Cirrhosis following single anastomosis duodeno-ileal switch: A case report

Int J Surg Case Rep. 2018;45:130-132. doi: 10.1016/j.ijscr.2018.03.021. Epub 2018 Mar 17.


Introduction: Single anastomosis duodeno-ileal switch (SADI-S) involves a single, loop duodeno-ileal anastomosis with omission of the traditional Roux-en-Y distal ileo-ileal anastomosis. Not much has been published on the complications of SADI-S.

Presentation of case: The patient is a 40 year-old male who underwent robot-assisted SADI-S three years prior. At the time of surgery, his body mass index (BMI) was 69 kg/m2. His BMI was 31 kg/m2 at the time of presentation. Computed tomography of the abdomen and pelvis showed a liver with a nodular appearance and moderate ascites throughout the abdomen and above the liver. Liver function showed AST 73 U/L, ALT 63 U/L, alkaline phosphatase 128 U/L, bilirubin 1.0 mg/dL, and albumin 2.8 g/dL. He underwent diagnostic and therapeutic paracentesis with removal of 6L of fluid that was negative for infection or malignant cells. Esophagogastroduodenoscopy showed grade I esophageal varices and diffuse mild gastritis.
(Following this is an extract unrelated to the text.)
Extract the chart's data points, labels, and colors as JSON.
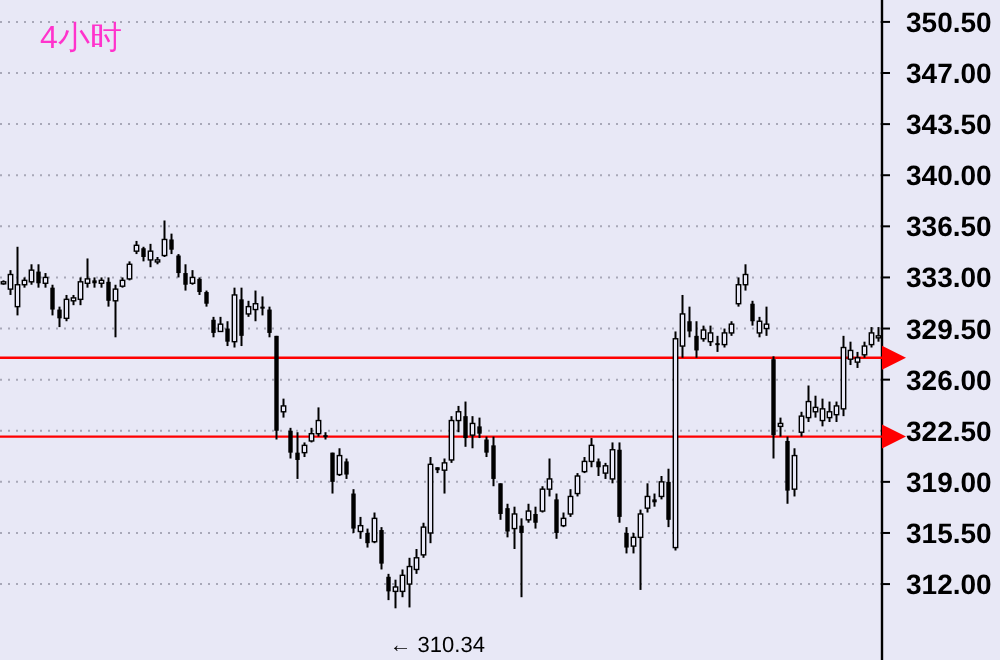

Discussion: Mild hepatic dysfunction is common after biliopancreatic diversion and usually manifests as a temporary rise in liver enzymes that peak several months after surgery and normalize by one year. Cirrhosis and liver failure are rare sequelae that may develop at any time after surgery. Potential mechanisms include the absorption of hepatotoxic compounds from the bypassed small intestine in the context of bacterial overgrowth, protein malnutrition, and excessive free fatty acid mobilization causing steatosis and oxidative damage to hepatocytes.

Conclusion: Close laboratory monitoring is important after SADI-S in order to detect worsening hepatic dysfunction, which may occur many years after the surgery in the absence of other etiologies for liver failure.

Keywords: Case report; Cirrhosis; Duodenal switch; Hepatic failure; Single anastomosis.